Information-driven Affordance Discovery for Efficient Robotic Manipulation
Pietro Mazzaglia, Taco Cohen, Daniel Dijkman
TL;DR
IDA introduces an information-driven framework for visual affordance discovery by casting the problem as a contextual bandit and using a Jensen-Shannon divergence-based information gain to guide exploration. An ensemble of decoders with a shared encoder yields per-pixel affordance maps from a 2D point-cloud input, enabling data-efficient learning of multiple manipulation primitives such as grasping, stacking, and opening. Across ManiSkill2 simulations and real-world grasping with a UFactory xArm 6, IDA demonstrates superior data efficiency and robustness, with ablations highlighting the benefits of information-driven sampling and the reward term. The work advances practical robotic manipulation by reducing the interaction burden needed to learn useful affordances and suggests avenues for extending to longer-horizon tasks and hierarchical control.
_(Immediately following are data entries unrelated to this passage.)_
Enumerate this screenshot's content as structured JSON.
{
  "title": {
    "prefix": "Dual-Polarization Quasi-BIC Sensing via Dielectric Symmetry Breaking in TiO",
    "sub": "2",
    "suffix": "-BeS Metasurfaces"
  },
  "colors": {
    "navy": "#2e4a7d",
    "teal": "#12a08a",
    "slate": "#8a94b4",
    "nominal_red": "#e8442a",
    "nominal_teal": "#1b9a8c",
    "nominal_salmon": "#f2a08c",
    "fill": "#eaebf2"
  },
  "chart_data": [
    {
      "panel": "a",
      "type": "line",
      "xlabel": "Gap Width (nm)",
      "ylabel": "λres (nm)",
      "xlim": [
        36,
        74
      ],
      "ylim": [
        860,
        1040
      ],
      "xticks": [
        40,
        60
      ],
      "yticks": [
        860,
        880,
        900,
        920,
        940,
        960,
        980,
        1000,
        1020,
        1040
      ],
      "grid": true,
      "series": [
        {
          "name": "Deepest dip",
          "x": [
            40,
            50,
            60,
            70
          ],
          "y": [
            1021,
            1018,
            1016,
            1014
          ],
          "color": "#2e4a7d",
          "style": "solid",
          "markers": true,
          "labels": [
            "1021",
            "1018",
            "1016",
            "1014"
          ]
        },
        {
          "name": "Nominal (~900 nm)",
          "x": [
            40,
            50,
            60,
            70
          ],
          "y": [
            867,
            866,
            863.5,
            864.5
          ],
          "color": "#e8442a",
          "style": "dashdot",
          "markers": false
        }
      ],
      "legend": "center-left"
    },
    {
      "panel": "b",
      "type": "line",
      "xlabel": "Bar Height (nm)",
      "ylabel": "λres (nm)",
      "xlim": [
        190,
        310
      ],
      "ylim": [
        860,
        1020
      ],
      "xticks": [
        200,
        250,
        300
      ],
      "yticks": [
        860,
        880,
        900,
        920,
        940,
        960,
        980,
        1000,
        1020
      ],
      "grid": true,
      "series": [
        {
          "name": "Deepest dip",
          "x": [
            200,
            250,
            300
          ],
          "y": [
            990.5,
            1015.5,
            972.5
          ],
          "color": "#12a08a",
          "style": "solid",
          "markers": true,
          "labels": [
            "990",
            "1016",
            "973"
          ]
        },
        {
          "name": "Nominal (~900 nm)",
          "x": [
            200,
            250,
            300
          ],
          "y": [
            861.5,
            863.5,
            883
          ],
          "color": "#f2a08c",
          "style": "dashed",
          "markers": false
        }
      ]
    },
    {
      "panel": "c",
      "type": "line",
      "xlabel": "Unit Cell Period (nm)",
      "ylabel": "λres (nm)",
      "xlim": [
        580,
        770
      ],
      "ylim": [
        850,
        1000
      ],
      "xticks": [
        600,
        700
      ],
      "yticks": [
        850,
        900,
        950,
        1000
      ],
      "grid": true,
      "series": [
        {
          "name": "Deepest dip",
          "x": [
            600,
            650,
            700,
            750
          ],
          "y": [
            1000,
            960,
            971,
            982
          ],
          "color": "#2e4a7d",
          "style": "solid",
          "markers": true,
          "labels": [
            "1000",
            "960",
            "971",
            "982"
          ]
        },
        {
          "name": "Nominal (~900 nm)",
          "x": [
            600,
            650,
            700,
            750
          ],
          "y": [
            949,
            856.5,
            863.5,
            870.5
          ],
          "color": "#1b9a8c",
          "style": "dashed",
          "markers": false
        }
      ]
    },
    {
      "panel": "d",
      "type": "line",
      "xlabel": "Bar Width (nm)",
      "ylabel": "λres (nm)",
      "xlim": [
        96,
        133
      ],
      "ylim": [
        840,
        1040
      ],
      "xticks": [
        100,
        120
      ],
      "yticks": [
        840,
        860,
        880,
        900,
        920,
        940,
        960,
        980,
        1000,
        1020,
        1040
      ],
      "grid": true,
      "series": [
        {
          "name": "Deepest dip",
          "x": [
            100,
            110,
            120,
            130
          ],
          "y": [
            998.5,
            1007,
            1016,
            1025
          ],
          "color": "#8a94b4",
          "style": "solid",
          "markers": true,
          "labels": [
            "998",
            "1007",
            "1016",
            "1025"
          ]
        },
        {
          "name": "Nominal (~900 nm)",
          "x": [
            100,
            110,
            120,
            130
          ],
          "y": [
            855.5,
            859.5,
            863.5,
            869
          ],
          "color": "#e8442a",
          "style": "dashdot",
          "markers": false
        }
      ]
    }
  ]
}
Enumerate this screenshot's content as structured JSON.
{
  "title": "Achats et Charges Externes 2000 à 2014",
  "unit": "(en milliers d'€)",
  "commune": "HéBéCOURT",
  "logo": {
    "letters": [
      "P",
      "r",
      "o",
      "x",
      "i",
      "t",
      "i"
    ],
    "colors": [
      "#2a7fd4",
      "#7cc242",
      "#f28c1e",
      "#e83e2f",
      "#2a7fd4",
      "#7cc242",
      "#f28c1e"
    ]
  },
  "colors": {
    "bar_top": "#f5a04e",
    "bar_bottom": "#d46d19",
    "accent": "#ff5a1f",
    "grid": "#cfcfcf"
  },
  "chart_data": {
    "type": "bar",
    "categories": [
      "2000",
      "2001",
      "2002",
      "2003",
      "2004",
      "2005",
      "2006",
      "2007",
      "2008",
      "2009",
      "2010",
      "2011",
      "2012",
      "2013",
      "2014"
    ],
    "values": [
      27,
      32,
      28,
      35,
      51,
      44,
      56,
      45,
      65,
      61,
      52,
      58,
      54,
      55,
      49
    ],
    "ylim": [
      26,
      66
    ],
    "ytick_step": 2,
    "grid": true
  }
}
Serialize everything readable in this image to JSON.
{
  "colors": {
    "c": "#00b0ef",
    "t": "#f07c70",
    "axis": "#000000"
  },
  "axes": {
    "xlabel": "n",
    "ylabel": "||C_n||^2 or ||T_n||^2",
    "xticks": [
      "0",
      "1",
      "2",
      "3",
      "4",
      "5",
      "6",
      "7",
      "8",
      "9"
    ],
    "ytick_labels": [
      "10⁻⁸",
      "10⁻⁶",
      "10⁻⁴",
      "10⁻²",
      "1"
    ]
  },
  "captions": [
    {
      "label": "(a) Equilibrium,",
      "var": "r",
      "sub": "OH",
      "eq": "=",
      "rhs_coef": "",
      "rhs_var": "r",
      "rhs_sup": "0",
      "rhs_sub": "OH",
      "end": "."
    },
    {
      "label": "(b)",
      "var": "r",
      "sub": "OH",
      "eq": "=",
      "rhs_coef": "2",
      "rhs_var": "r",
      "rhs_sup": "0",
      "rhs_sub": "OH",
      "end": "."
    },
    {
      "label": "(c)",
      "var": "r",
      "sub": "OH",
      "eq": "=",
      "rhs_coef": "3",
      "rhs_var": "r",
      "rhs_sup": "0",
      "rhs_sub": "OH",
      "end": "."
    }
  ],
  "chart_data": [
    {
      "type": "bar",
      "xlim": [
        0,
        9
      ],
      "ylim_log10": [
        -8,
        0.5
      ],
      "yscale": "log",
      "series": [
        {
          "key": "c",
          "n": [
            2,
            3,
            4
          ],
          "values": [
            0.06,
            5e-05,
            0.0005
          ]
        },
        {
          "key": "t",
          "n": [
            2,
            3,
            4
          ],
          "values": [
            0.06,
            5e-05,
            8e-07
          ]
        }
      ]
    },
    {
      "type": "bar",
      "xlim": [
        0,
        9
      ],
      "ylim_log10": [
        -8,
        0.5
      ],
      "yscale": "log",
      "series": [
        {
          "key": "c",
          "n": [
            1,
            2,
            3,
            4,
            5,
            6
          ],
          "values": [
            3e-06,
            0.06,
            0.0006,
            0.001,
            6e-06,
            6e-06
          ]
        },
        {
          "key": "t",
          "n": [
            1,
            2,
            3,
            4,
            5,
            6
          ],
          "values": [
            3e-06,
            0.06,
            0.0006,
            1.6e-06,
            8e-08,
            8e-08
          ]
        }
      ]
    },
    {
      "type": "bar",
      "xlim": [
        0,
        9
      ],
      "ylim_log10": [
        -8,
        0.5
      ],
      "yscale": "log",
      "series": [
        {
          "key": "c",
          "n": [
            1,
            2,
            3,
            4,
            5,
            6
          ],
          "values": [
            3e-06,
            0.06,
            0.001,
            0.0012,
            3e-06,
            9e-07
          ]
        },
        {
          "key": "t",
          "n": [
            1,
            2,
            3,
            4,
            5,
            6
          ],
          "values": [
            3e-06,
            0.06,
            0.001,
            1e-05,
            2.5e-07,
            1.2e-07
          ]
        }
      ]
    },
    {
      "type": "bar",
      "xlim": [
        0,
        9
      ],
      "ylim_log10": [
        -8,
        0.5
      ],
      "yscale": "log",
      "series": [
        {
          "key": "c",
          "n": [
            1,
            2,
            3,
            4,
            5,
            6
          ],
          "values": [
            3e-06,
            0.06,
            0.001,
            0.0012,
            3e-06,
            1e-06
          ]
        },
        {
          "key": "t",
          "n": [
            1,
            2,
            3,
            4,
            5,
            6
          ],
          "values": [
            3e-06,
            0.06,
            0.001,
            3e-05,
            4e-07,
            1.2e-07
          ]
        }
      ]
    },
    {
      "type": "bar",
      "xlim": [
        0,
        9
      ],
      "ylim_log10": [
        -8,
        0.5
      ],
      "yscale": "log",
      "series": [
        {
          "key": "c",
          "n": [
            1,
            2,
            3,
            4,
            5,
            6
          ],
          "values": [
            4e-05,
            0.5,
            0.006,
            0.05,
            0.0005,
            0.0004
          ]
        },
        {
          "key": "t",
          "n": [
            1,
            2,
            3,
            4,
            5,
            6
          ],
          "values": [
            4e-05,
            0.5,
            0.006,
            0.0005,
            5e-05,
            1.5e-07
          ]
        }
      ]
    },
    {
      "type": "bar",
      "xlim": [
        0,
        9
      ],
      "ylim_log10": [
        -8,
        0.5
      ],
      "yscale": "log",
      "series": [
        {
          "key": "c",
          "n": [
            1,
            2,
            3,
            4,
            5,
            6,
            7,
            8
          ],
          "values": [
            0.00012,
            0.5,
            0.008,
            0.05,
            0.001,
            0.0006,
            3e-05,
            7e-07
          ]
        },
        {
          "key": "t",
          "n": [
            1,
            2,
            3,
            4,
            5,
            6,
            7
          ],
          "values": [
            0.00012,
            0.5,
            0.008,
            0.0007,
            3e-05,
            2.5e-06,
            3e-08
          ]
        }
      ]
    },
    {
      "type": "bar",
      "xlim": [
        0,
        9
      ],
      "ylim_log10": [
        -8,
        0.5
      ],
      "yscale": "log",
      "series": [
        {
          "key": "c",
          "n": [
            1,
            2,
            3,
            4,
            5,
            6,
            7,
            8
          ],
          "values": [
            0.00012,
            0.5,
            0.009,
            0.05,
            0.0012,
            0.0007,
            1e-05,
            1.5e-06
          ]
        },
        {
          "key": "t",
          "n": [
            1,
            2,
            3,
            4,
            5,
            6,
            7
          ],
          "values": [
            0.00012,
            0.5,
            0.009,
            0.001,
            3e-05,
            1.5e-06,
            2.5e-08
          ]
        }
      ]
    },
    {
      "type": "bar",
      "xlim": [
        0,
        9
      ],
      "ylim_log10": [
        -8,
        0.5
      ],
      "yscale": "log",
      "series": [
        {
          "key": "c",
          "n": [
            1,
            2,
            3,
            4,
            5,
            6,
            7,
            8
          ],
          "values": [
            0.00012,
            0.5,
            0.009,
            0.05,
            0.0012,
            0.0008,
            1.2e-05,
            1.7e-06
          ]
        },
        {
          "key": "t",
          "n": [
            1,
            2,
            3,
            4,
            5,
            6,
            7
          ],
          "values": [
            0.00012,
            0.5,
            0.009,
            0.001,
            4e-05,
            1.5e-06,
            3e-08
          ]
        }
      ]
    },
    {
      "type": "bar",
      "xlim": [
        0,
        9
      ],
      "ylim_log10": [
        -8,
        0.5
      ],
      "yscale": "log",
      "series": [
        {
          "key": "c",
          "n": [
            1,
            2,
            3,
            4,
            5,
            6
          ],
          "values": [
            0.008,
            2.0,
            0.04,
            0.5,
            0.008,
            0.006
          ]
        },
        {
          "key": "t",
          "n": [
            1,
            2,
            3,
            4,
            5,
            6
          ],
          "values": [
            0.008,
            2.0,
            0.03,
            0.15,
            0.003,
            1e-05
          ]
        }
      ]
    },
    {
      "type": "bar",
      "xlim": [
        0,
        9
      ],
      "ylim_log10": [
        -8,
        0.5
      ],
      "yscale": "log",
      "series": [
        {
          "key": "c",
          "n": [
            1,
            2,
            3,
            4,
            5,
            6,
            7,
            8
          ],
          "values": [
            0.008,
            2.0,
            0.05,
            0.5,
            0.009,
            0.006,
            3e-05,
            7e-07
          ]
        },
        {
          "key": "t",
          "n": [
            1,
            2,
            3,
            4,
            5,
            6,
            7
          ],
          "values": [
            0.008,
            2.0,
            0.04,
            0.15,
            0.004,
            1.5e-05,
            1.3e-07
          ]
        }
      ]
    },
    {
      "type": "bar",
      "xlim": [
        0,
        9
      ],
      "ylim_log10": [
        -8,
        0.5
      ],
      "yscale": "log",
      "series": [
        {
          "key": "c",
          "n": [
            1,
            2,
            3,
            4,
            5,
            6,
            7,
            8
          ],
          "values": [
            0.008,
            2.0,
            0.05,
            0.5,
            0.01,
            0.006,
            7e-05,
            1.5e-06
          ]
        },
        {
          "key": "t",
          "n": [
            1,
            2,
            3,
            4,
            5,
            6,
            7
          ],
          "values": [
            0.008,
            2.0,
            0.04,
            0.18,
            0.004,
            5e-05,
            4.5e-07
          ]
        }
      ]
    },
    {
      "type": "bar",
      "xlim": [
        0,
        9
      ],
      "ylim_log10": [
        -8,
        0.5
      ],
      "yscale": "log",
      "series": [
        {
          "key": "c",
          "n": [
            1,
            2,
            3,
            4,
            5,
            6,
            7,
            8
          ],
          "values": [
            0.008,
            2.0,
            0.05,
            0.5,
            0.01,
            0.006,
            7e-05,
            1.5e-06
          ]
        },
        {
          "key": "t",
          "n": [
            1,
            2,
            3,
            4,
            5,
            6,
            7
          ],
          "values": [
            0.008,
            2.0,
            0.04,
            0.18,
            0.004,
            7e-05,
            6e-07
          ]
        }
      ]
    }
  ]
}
All mathematical formulations are wrapped in $...$ to ensure precise notation.
Abstract
Robotic affordances, providing information about what actions can be taken in a given situation, can aid robotic manipulation. However, learning about affordances requires expensive large annotated datasets of interactions or demonstrations. In this work, we argue that well-directed interactions with the environment can mitigate this problem and propose an information-based measure to augment the agent's objective and accelerate the affordance discovery process. We provide a theoretical justification of our approach and we empirically validate the approach both in simulation and real-world tasks. Our method, which we dub IDA, enables the efficient discovery of visual affordances for several action primitives, such as grasping, stacking objects, or opening drawers, strongly improving data efficiency in simulation, and it allows us to learn grasping affordances in a small number of interactions, on a real-world setup with a UFACTORY XArm 6 robot arm.